Ambrose looked up at the second floor of the house. “She should stay with Birdie, in case.”
At the mention of her sister’s name, Emmy’s temper rose, and she broke the fragile shell that had held back her hostility toward Ambrose, toward them all. “What did you do to her?” she snapped at him. “Why is she so scared?”
“It’s been hard,” he said, tipping his head down in a way that caused the snow that had already collected on the brim of his hat to fall back into a sweep of wind. “I’ve tried.”
“Not hard enough.” Emmy started toward the house.
“Wait,” he said loudly. “Let me give you a ride, please. I can explain.”
She didn’t turn. “I’d rather not.”
“Don’t you trust me?” he asked, a boyish note of disappointment in his voice. “Have you really gone that far away from us all?”

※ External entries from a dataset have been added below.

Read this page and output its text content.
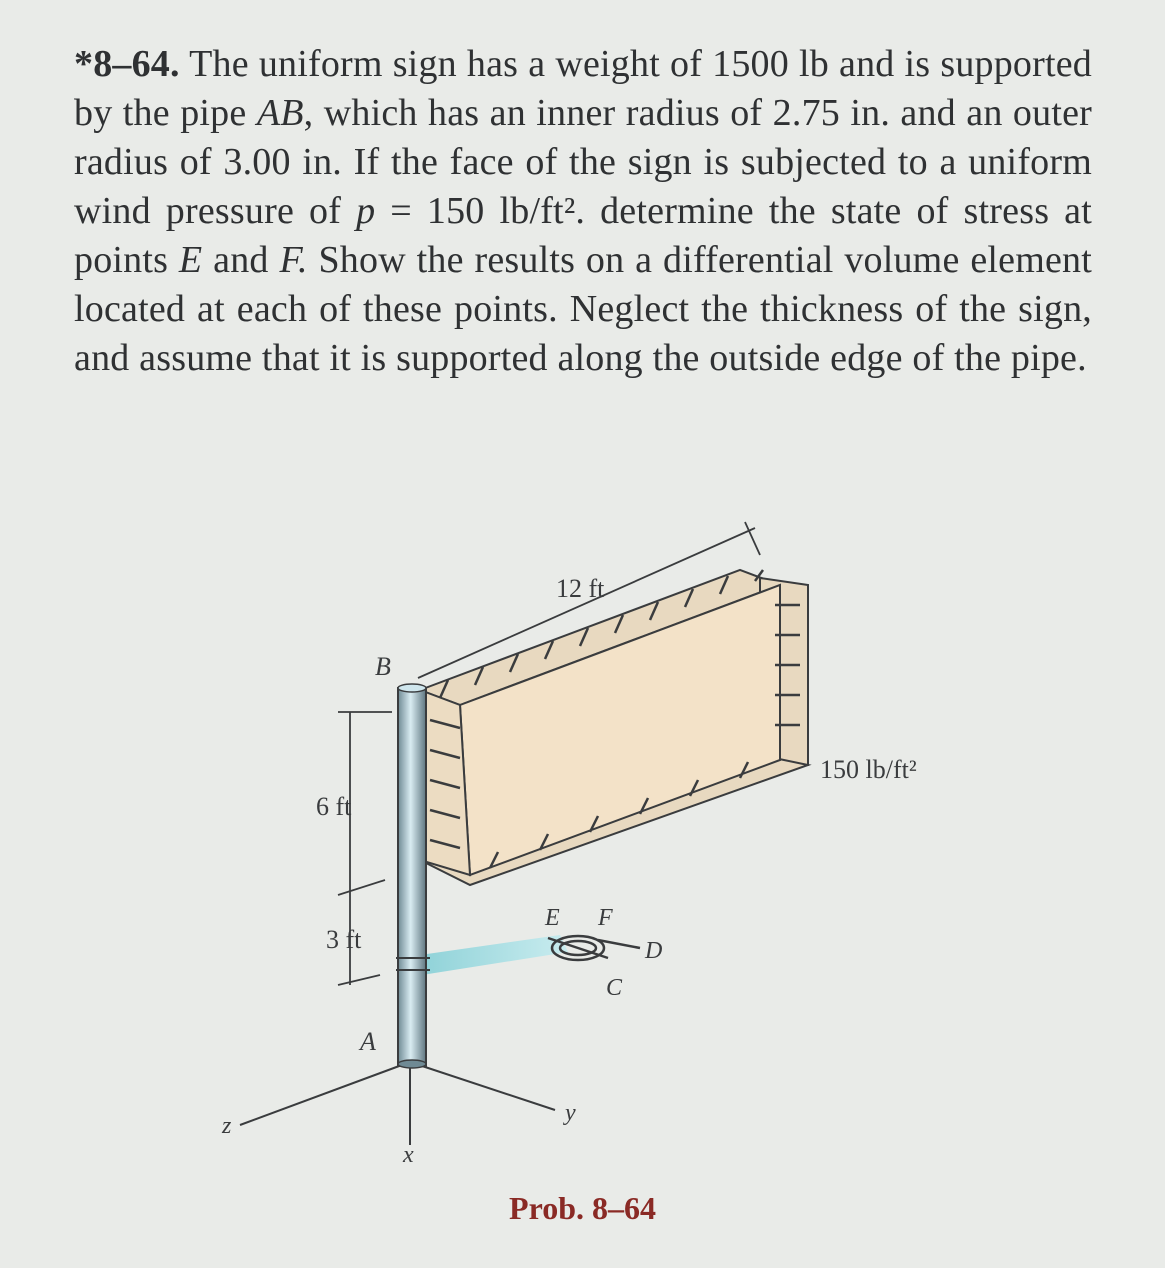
*8–64. The uniform sign has a weight of 1500 lb and is supported by the pipe AB, which has an inner radius of 2.75 in. and an outer radius of 3.00 in. If the face of the sign is subjected to a uniform wind pressure of p = 150 lb/ft². determine the state of stress at points E and F. Show the results on a differential volume element located at each of these points. Neglect the thickness of the sign, and assume that it is supported along the outside edge of the pipe.
12 ft
6 ft
3 ft
150 lb/ft²
B
A
E F
D
C
z	y
x
Prob. 8–64
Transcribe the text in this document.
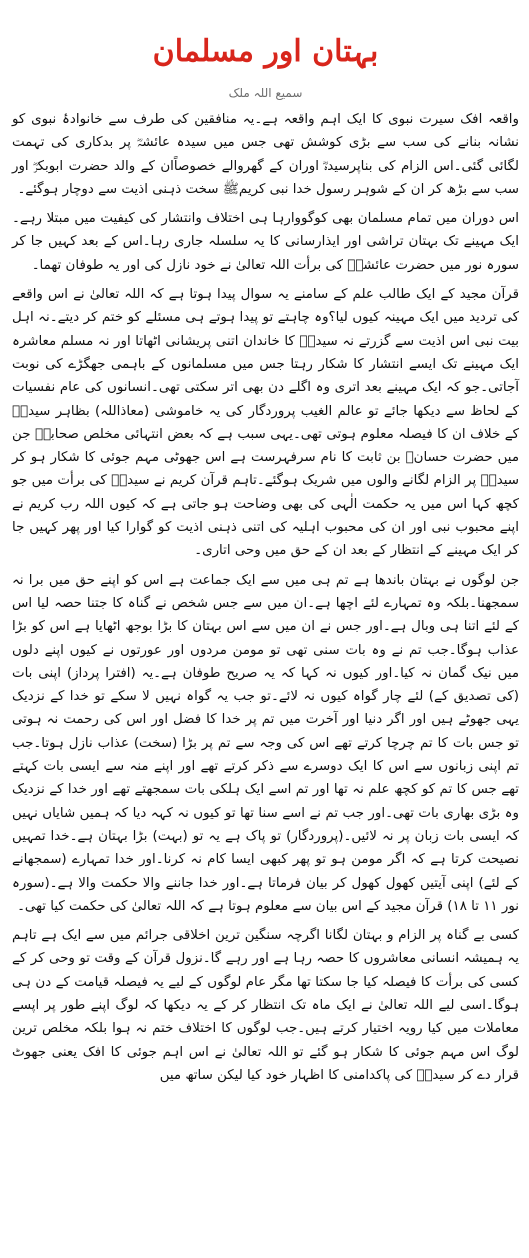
بہتان اور مسلمان
سمیع اللہ ملک

واقعہ افک سیرت نبوی کا ایک اہم واقعہ ہے۔یہ منافقین کی طرف سے خانوادۂ نبوی کو نشانہ بنانے کی سب سے بڑی کوشش تھی جس میں سیدہ عائشہؓ پر بدکاری کی تہمت لگائی گئی۔اس الزام کی بناپرسیدہؓ اوران کے گھروالے خصوصاًان کے والد حضرت ابوبکرؓ اور سب سے بڑھ کر ان کے شوہر رسول خدا نبی کریمﷺ سخت ذہنی اذیت سے دوچار ہوگئے۔

اس دوران میں تمام مسلمان بھی کوگووارہا ہی اختلاف وانتشار کی کیفیت میں مبتلا رہے۔ایک مہینے تک بہتان تراشی اور ایذارسانی کا یہ سلسلہ جاری رہا۔اس کے بعد کہیں جا کر سورہ نور میں حضرت عائشہؓ کی برأت اللہ تعالیٰ نے خود نازل کی اور یہ طوفان تھما۔

قرآن مجید کے ایک طالب علم کے سامنے یہ سوال پیدا ہوتا ہے کہ اللہ تعالیٰ نے اس واقعے کی تردید میں ایک مہینہ کیوں لیا؟وہ چاہتے تو پیدا ہوتے ہی مسئلے کو ختم کر دیتے۔نہ اہل بیت نبی اس اذیت سے گزرتے نہ سیدہؓ کا خاندان اتنی پریشانی اٹھاتا اور نہ مسلم معاشرہ ایک مہینے تک ایسے انتشار کا شکار رہتا جس میں مسلمانوں کے باہمی جھگڑے کی نوبت آجاتی۔جو کہ ایک مہینے بعد اتری وہ اگلے دن بھی اتر سکتی تھی۔انسانوں کی عام نفسیات کے لحاظ سے دیکھا جائے تو عالم الغیب پروردگار کی یہ خاموشی (معاذاللہ) بظاہر سیدہؓ کے خلاف ان کا فیصلہ معلوم ہوتی تھی۔یہی سبب ہے کہ بعض انتہائی مخلص صحابہؓ جن میں حضرت حسانؓ بن ثابت کا نام سرفہرست ہے اس جھوٹی مہم جوئی کا شکار ہو کر سیدہؓ پر الزام لگانے والوں میں شریک ہوگئے۔تاہم قرآن کریم نے سیدہؓ کی برأت میں جو کچھ کہا اس میں یہ حکمت الٰہی کی بھی وضاحت ہو جاتی ہے کہ کیوں اللہ رب کریم نے اپنے محبوب نبی اور ان کی محبوب اہلیہ کی اتنی ذہنی اذیت کو گوارا کیا اور پھر کہیں جا کر ایک مہینے کے انتظار کے بعد ان کے حق میں وحی اتاری۔

جن لوگوں نے بہتان باندھا ہے تم ہی میں سے ایک جماعت ہے اس کو اپنے حق میں برا نہ سمجھنا۔بلکہ وہ تمہارے لئے اچھا ہے۔ان میں سے جس شخص نے گناہ کا جتنا حصہ لیا اس کے لئے اتنا ہی وبال ہے۔اور جس نے ان میں سے اس بہتان کا بڑا بوجھ اٹھایا ہے اس کو بڑا عذاب ہوگا۔جب تم نے وہ بات سنی تھی تو مومن مردوں اور عورتوں نے کیوں اپنے دلوں میں نیک گمان نہ کیا۔اور کیوں نہ کہا کہ یہ صریح طوفان ہے۔یہ (افترا پرداز) اپنی بات (کی تصدیق کے) لئے چار گواہ کیوں نہ لائے۔تو جب یہ گواہ نہیں لا سکے تو خدا کے نزدیک یہی جھوٹے ہیں اور اگر دنیا اور آخرت میں تم پر خدا کا فضل اور اس کی رحمت نہ ہوتی تو جس بات کا تم چرچا کرتے تھے اس کی وجہ سے تم پر بڑا (سخت) عذاب نازل ہوتا۔جب تم اپنی زبانوں سے اس کا ایک دوسرے سے ذکر کرتے تھے اور اپنے منہ سے ایسی بات کہتے تھے جس کا تم کو کچھ علم نہ تھا اور تم اسے ایک ہلکی بات سمجھتے تھے اور خدا کے نزدیک وہ بڑی بھاری بات تھی۔اور جب تم نے اسے سنا تھا تو کیوں نہ کہہ دیا کہ ہمیں شایاں نہیں کہ ایسی بات زبان پر نہ لائیں۔(پروردگار) تو پاک ہے یہ تو (بہت) بڑا بہتان ہے۔خدا تمہیں نصیحت کرتا ہے کہ اگر مومن ہو تو پھر کبھی ایسا کام نہ کرنا۔اور خدا تمہارے (سمجھانے کے لئے) اپنی آیتیں کھول کھول کر بیان فرماتا ہے۔اور خدا جاننے والا حکمت والا ہے۔(سورہ نور ۱۱ تا ۱۸) قرآن مجید کے اس بیان سے معلوم ہوتا ہے کہ اللہ تعالیٰ کی حکمت کیا تھی۔

کسی بے گناہ پر الزام و بہتان لگانا اگرچہ سنگین ترین اخلاقی جرائم میں سے ایک ہے تاہم یہ ہمیشہ انسانی معاشروں کا حصہ رہا ہے اور رہے گا۔نزول قرآن کے وقت تو وحی کر کے کسی کی برأت کا فیصلہ کیا جا سکتا تھا مگر عام لوگوں کے لیے یہ فیصلہ قیامت کے دن ہی ہوگا۔اسی لیے اللہ تعالیٰ نے ایک ماہ تک انتظار کر کے یہ دیکھا کہ لوگ اپنے طور پر اپسے معاملات میں کیا رویہ اختیار کرتے ہیں۔جب لوگوں کا اختلاف ختم نہ ہوا بلکہ مخلص ترین لوگ اس مہم جوئی کا شکار ہو گئے تو اللہ تعالیٰ نے اس اہم جوئی کا افک یعنی جھوٹ قرار دے کر سیدہؓ کی پاکدامنی کا اظہار خود کیا لیکن ساتھ میں
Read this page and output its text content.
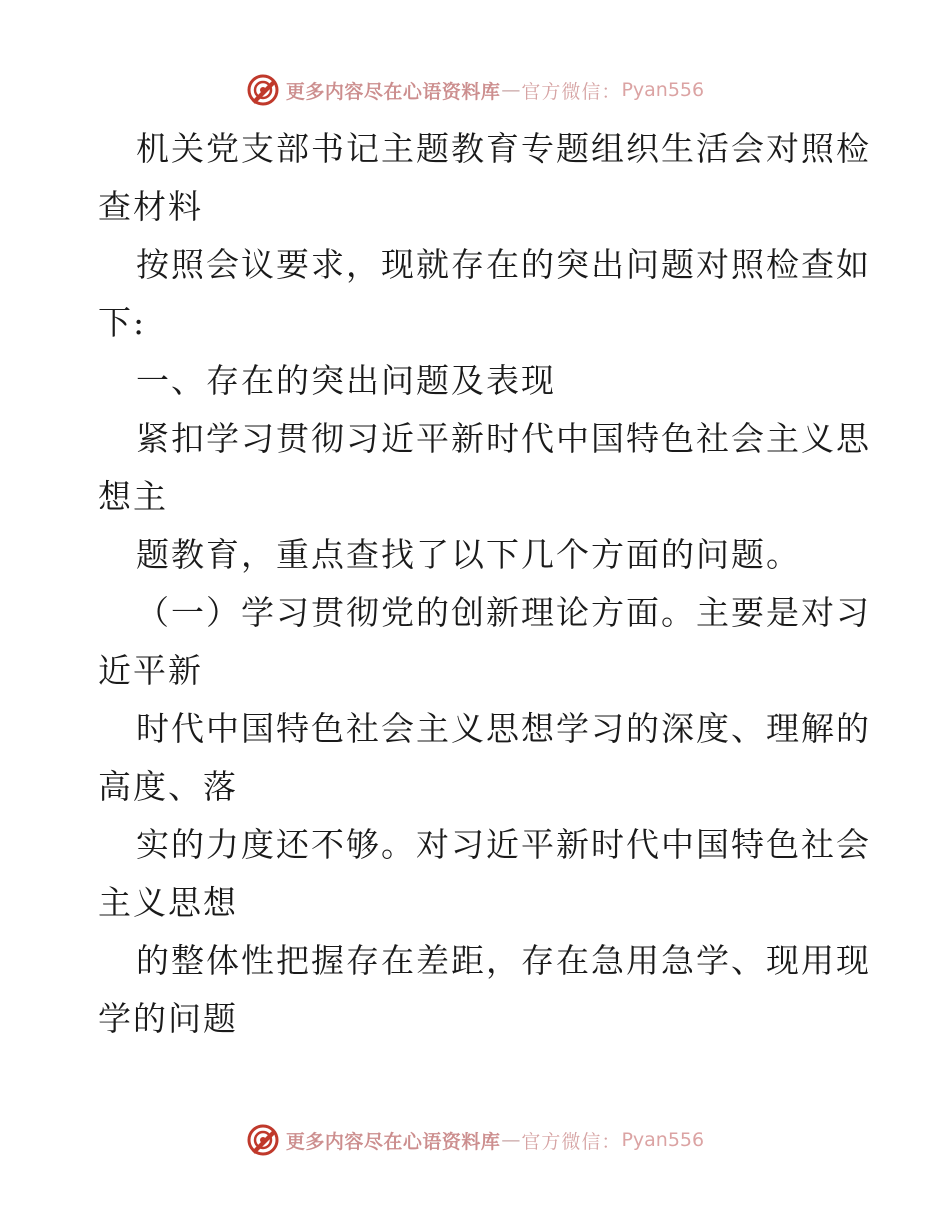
更多内容尽在心语资料库 — 官方微信： Pyan556
机关党支部书记主题教育专题组织生活会对照检
查材料
按照会议要求，现就存在的突出问题对照检查如
下:
一、存在的突出问题及表现
紧扣学习贯彻习近平新时代中国特色社会主义思
想主
题教育，重点查找了以下几个方面的问题。
（一）学习贯彻党的创新理论方面。主要是对习
近平新
时代中国特色社会主义思想学习的深度、理解的
高度、落
实的力度还不够。对习近平新时代中国特色社会
主义思想
的整体性把握存在差距，存在急用急学、现用现
学的问题
更多内容尽在心语资料库 — 官方微信： Pyan556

Emmy thought about the cards in her bag. Whatever they might hold, her instincts told her she needed to get back to the office quickly and show them to Jim. It wasn’t a matter of trusting Ambrose but of expedience. She balanced her weight between one foot and the other, an aerialist with no wire, not even a net. She pivoted toward his truck on her heel, confident that stepping up into the cab held no more portent than any other vehicle in the yard. He slid behind the wheel and engaged the engine, his costume suddenly at odds with everything else. Only the round segment of his face that glowed in the faint light of the dashboard struck Emmy as familiar, and even that changed as he put the truck into gear and drove slowly out of the yard. Emmy’s nerves inexplicably started firing with fright, her right hand clutching at the door handle in an attempt to remain calm. The acrid familiarity of the interior sparked images that flashed like a magician’s card trick through her mind, even as she refused to take in the sleight of hand of any of them. The truck bumped up onto the county road and Emmy bit her tongue—no blood, just pain.
“Do you have a cigarette?” she asked in order to break the maddening spell his silence had thrust her into.
“I gave it up,” he said proudly. “The council stands against any sort of vice.”
Emmy moved her sore tongue against the offending tooth, thankful for the distraction of the pain. She gazed into the swirl of snow that shot at the windshield, and contemplated the council’s definition of vice. From the little she knew, it was obvious to her that hypocrisy was not on the list.
“It’s looking pretty good for me next week,” Ambrose continued. “The election.”
“Township board?” she prodded. His smile grew wider in the scant light.
“Curtis says it’s the first step toward mayor. I know there are plenty of steps in between … and I’m willing to make them in order to serve my country.” He absently fidgeted with the radio, but finding only static, he turned it off completely and tapped out a rhythm of his own on the steering wheel. “It’s everything we dreamed of, Emmy.”
“It is?” she asked, her pulse doubling.
“Remember?” He glanced at her. “At the basketball game. You said you’d like to live in town, have a big house. Well, if all goes right, we’ll have that before you know it.”